They say markets are, above all, a matter of psychology — and that is precisely where a new study by the European Central Bank (ECB) focuses its attention.
Prompted by a sharp deterioration in economic sentiment across the eurozone, ECB economists examined the effects of geopolitical risks on consumer expectations. Their findings shed light on a mechanism that is particularly familiar to Greek consumers: households that have lived through repeated economic crises react to each new shock with disproportionate intensity, even when the actual economic indicators do not justify such a reaction.
This phenomenon, which researchers call the “double scar” effect, has become the defining condition under which European households are now processing the war in Iran and its knock-on effects on energy prices.
Similarities and Differences with 2022
The study, published on the ECB’s blog, compared consumer reactions to Russia’s invasion of Ukraine in 2022 with their reaction to the conflict in the Middle East, which began with the US-Israel strike on Iran on February 28 of this year.
In March 2026, one month after hostilities commenced, average inflation expectations for the following twelve months were revised upward by 2.5 percentage points, while growth expectations fell by 1.2 percentage points. The simultaneous worsening in both directions — higher prices and lower growth — is, by definition, stagflation.
The overall shift toward stagflation scenarios is, according to the data, somewhat less pronounced than it was in 2022. The critical difference, however, is that this time the starting point is worse — meaning the baseline level of anxiety is already higher. Even before the Iran war broke out, medium-term consumer inflation expectations were already elevated compared to January 2022, before the Ukraine invasion. The new shock found the ground already prepared.
Memory as an Economic Factor
The ECB report zeroes in on a factor that resists easy measurement: memory. In January 2023, when eurozone inflation was running at 8.6%, nearly half of all households reported closely tracking price changes. By August 2025, even with inflation having returned close to the ECB’s target, that share had only eased to 41% — still remarkably high for a period of supposed normality.
When the Iran war erupted, it climbed back to 50%. The researchers interpret this as evidence that the inflationary crisis left a permanent imprint, with consumers monitoring prices with heightened sensitivity even when the reality around them does not call for particular alarm.
Geopolitical Anxiety
The second key finding concerns geopolitical anxiety. In May 2022, 35% of respondents reported high concern about the war’s impact on their personal finances. By December 2025, just before the new conflict broke out, that figure was still sitting at 25% — a level that suggests the sense of threat never fully dissipated in the intervening years. The “double scar” reflects precisely this combination of two overlapping experiences that mutually reinforce households’ wariness toward each new shock.

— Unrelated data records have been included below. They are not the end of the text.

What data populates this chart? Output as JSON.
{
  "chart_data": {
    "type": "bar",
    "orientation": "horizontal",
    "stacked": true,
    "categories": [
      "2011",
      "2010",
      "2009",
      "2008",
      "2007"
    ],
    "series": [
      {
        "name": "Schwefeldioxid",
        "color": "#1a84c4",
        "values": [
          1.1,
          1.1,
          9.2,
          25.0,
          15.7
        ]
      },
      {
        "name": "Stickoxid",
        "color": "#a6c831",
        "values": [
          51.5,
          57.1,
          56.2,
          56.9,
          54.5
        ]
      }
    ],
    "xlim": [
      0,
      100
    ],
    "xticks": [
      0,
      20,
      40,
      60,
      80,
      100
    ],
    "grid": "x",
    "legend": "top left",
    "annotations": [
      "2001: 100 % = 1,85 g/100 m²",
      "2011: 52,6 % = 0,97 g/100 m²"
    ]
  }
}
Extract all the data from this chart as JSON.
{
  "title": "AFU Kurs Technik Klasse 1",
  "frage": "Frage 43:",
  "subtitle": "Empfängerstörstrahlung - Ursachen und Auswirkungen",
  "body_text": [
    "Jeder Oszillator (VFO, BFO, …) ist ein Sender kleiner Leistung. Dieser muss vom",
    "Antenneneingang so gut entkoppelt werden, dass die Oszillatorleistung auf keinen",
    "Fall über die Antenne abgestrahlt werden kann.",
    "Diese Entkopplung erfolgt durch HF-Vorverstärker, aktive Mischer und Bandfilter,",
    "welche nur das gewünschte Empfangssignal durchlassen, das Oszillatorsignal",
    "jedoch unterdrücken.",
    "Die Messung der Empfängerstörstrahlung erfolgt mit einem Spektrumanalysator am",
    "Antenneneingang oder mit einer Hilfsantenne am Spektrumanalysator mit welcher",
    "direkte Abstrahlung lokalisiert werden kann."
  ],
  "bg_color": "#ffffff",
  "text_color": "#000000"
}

Why Are Greek Consumers Europe’s Most Pessimistic?
If these findings describe a general European problem, for Greece they amount to a precise portrait of a chronic condition. According to the ECB’s latest Consumer Expectations Survey, in March 2026 the median perceived inflation rate among Greek households for the previous twelve months stood at 10.1%, compared to 3.5% for the eurozone as a whole — the largest gap between a single country and the overall average in the entire survey.
The distance from official inflation figures is equally striking. The Harmonized Index of Consumer Prices in March showed an annual increase of 3.4%, meaning the “lived inflation” experienced by Greek households was running at nearly three times the official rate. Even more revealing are expectations: Greek consumers anticipated 10% inflation for the coming twelve months in March, up from 5.2% in February — before the Iran war — while the Bank of Greece projects 3.1% inflation for 2026.
This gap has structural roots. Greek households needed 17 years for their nominal disposable income to return to 2008 levels, without ever having recovered those losses in real terms. The country ranks second-to-last in the EU by real per capita income in purchasing power standards, marginally ahead of Bulgaria, with income equivalent to roughly two-thirds of the European average. In this context, every new price increase hits disproportionately hard, because household purchasing power remains fundamentally fragile.
ECB Credibility as a Buffer
The ECB study notes that trust in the central bank functions as a buffer against the deterioration of expectations. Households that trust the ECB revised their inflation expectations far less sharply than those with lower confidence, the research argues. One positive sign, the authors note, is that trust in the ECB in February 2026 was higher than in February 2022 — a development attributed to the institution’s successful management of the previous inflationary episode.
Yet when the structural conditions of a country create a pervasive sense of economic vulnerability, trust tends to evaporate. In Greece, the combination of low wages, high housing costs, and the weakest purchasing power in the eurozone generates conditions of permanent uncertainty — for the majority of households that barely make it through each month. For Greek consumers, “perceived inflation” reflects the accumulated weight of fifteen years of compressed incomes, which makes every new geopolitical shock feel like a direct threat to the basics.